Maimouna Moussa est la Présidente de la CELIAF à Mongo, native de la région, elle a dédié sa vie à la promotion de l’autonomisation des femmes et du bien-être des familles. Aujourd’hui, trente femmes sont venues de toute la ville pour assister à une séance de démonstration sur trois pratiques familiales essentielles, à savoir le traitement de l’eau, l’utilisation de moustiquaires et la préparation de bouillie enrichie.

« En ce moment, beaucoup de familles passent leur temps dans les champs où ils boivent l’eau de mare. On est allé chercher cette eau sale et on l’a traité selon une méthode simple avec un peu d’eau de javel. Les femmes ont vu tout le dépôt qui restait, rempli de sable et de saletés, elles ne pouvaient pas croire que c’est ce qu’elles donnent à boire à leurs enfants tous les jours. C’est comme ça qu’on essaye de leur ouvrir les yeux, » raconte-elle.

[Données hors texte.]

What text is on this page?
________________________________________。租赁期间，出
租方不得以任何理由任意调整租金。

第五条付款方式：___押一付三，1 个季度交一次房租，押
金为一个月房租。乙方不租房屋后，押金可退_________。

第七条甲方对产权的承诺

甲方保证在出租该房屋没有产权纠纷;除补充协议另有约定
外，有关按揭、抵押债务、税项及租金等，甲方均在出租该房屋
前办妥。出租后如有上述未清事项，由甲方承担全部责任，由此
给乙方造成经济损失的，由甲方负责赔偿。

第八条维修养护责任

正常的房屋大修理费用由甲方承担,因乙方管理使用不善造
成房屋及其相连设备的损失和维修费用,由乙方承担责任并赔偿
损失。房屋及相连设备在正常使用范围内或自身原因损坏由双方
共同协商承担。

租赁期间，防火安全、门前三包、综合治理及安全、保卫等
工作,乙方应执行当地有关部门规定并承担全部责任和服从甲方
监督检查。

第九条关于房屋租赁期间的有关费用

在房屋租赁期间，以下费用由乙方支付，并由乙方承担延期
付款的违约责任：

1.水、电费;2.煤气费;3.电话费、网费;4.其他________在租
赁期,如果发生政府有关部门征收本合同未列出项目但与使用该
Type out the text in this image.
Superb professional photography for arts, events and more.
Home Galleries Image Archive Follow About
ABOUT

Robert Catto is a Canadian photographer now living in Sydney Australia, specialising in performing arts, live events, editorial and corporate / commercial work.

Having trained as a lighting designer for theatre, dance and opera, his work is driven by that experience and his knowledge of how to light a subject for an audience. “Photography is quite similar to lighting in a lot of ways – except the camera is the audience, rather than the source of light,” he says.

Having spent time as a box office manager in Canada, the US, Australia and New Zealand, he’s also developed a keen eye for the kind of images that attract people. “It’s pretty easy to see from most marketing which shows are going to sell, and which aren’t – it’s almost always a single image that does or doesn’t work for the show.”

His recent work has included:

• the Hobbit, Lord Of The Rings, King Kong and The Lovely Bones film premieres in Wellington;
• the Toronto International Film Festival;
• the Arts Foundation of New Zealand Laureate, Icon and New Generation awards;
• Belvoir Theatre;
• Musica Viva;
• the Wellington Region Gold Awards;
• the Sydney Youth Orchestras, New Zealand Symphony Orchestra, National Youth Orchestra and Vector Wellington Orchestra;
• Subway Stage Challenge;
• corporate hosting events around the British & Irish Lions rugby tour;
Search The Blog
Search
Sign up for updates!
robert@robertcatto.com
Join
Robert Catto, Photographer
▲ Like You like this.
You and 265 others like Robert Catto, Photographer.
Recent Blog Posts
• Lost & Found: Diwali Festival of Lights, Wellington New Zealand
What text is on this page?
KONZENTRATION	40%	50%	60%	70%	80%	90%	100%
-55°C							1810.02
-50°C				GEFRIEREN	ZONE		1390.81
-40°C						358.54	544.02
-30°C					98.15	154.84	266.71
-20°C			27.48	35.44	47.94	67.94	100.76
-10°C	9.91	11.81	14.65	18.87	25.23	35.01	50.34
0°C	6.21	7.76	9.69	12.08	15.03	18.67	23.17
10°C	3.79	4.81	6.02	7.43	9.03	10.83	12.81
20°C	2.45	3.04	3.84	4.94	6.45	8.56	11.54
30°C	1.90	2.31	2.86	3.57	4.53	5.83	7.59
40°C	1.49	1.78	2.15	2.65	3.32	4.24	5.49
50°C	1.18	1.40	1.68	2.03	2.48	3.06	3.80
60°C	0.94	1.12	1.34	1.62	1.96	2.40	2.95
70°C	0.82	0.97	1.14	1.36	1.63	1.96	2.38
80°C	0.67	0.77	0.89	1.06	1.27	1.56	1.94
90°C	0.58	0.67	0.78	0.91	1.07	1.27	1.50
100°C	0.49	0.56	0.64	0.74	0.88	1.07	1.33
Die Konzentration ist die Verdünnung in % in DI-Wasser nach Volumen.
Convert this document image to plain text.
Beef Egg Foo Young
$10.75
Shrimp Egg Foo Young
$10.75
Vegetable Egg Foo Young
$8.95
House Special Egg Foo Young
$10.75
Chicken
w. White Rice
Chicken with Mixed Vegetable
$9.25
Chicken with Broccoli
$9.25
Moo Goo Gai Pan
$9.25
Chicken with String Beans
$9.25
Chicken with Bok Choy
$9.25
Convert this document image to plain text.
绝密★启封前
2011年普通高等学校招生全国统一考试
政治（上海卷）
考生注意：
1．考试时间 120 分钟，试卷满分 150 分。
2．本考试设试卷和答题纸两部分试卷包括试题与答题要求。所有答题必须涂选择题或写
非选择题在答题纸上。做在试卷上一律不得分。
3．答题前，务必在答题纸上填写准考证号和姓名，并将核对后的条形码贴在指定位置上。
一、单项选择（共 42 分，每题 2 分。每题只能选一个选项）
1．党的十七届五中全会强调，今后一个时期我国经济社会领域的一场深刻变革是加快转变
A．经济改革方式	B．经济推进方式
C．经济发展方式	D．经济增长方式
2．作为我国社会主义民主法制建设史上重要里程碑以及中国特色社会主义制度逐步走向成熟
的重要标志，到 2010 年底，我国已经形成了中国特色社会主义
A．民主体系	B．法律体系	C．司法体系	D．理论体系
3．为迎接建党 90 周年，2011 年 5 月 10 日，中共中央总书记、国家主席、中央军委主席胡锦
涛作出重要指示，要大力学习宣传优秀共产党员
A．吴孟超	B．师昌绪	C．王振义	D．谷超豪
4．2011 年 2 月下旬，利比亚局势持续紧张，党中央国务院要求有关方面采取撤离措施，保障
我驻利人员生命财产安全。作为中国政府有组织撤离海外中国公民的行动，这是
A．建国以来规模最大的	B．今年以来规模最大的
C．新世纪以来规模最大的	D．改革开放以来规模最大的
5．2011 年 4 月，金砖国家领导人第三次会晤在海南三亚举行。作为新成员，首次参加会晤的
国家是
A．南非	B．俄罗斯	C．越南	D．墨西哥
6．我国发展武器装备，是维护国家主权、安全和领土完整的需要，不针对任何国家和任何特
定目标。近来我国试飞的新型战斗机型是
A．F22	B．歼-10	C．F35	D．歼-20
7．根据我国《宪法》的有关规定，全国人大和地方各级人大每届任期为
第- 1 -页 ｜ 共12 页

Grâce à la formation de 32 relais communautaires, Maimouna Moussa espère voir un changement positif dans les années à venir. Adama Souleymane fait justement partie des 32 femmes relais communautaires formés par la CELIAF avec le soutien de l’UNICEF et du Fonds Français Muskoka. « Je transmets ce que j’ai appris maintenant. On profite des cérémonies de baptême, où il y a beaucoup de monde, pour prendre la parole et faire passer des messages sur la santé du nouveau-né » termine-t-elle, fièrement.